Claudio Conti, l’intimità e l’eleganza di Garnet Dusk
Il cantautore Claudio Conti presenta Garnet Dusk il suo terzo disco in studio uscito per Seahorse Recordings.
Un disco elegantemente classico, un sound che dal cantautorato si muove verso sonorità rock classiche e dal sapore psichedelico, senza disdegnare sfumature più folkeggianti. Garnet Dusk è un disco maturo, riflessivo e intenso, uno di quei dischi dal timbro internazionale (e non solo per la scelta della lingua inglese) che innalzano il cantautorato a un livello altro, che non può che riportare alla mente i fasti del cantautorato di una volta.
Garnet Dusk, i brani del disco.
Apre il disco Autumn Song, un pezzo piuttosto classico che in questi tre minuti racchiude tutte le caratteristiche di un cantautorato folk elegante e intenso. Un brano corposo che sapientemente miscela queste sonorità elettro-acustiche per creare un tappeto sonoro denso e avvolgente. Molto intrigante la parte di archi che va a riempire gli spazi tra chitarra, ritmica e voce.
Of Nylon ha un carattere più rock, con questo andamento, quasi, discontinuo. Il brano sembra portare alla mente qualcosa dei Jethro Tull, magari quei brani più melodici. Anche qui Claudio Conti mette sul piatto tutta la sua eleganza sonora e compositiva, portando alla luce un brano dai toni classici e luminosi, restando coerente col genere e senza strafare.
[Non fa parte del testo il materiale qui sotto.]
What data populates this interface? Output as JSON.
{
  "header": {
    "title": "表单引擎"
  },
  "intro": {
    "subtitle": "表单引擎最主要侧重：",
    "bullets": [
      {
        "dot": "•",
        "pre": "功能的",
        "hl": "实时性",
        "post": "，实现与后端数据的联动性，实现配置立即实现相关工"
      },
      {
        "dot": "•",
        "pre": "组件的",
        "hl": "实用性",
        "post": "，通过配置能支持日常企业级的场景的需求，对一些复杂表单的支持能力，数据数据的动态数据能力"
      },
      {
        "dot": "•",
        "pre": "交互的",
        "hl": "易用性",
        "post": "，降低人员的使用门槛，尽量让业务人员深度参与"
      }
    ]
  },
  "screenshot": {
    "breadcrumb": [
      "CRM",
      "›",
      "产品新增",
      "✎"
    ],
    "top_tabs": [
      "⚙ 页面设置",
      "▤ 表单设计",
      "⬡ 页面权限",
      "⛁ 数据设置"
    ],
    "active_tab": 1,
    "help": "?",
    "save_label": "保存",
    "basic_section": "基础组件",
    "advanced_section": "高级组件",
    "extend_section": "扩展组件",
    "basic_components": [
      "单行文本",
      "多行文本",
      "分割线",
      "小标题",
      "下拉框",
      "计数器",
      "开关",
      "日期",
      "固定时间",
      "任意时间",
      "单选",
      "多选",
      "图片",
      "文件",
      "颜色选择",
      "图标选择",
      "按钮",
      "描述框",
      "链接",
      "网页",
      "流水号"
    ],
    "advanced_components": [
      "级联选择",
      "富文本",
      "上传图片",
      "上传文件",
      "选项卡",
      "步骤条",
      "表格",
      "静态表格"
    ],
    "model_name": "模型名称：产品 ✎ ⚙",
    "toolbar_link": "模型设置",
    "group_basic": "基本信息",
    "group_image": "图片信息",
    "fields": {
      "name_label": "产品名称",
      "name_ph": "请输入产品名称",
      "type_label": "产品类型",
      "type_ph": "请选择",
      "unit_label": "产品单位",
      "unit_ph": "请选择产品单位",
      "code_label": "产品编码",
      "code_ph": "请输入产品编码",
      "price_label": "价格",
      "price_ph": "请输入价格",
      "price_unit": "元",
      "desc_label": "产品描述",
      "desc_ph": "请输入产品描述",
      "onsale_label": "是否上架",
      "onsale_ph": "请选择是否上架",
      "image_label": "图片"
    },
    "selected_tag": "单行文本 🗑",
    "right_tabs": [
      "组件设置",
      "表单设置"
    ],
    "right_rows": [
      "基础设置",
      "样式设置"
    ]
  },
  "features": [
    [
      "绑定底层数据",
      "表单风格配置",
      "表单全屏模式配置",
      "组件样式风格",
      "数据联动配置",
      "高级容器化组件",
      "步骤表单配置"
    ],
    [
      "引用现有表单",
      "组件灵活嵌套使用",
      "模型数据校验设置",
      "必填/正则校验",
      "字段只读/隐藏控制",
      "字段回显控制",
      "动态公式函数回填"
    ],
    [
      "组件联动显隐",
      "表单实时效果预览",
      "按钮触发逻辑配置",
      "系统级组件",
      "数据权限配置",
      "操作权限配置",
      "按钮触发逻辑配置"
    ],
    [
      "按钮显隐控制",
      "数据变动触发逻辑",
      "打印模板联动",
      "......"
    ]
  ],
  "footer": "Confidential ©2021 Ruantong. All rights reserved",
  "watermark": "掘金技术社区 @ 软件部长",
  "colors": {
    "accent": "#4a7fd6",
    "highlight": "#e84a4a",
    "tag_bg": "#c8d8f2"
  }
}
I Never Saw Her Again è la classica ballad acustica da luci soffuse. Molto ben giocato il ritornello dove fanno il loro ingresso gli archi che impreziosiscono ulteriormente il brano. Questo pezzo ricorda all’ascoltatore quelle ballate lievi e soffuse che hanno fatto la fortuna di molti cantautori internazionali ( così su due piedi viene in mente il grande Leonard Cohen, ad esempio); assolutamente Claudio Conti non ha nulla da invidiare alla scena cantautorale internazionale.
Yeasty March ha quel sapore pop vibrante e intenso che illumina il pezzo per questi (quasi) quattro minuti. Interessante notare come Claudio Conti, anche quando ripiega su sonorità più pop, riesca sempre a mantenere un livello compositivo molto alto e, seppure piuttosto canonico, mai scontato o banale come certe categorie di pop che affollano le radio in questi giorni.
Claudio Conti, un cantautorato classico e affascinante.
Black Woman segue un beat più percussivo sul quale, magistralmente, si inserisce un sax che diventerà la colonna portante del brano. Il brano è abbastanza dritto, il grosso del lavoro viene affidato a sax e voce che riescono a muoversi bene su questa base (quasi) scarna e a portare alla luce un bel brano, semplice e diretto.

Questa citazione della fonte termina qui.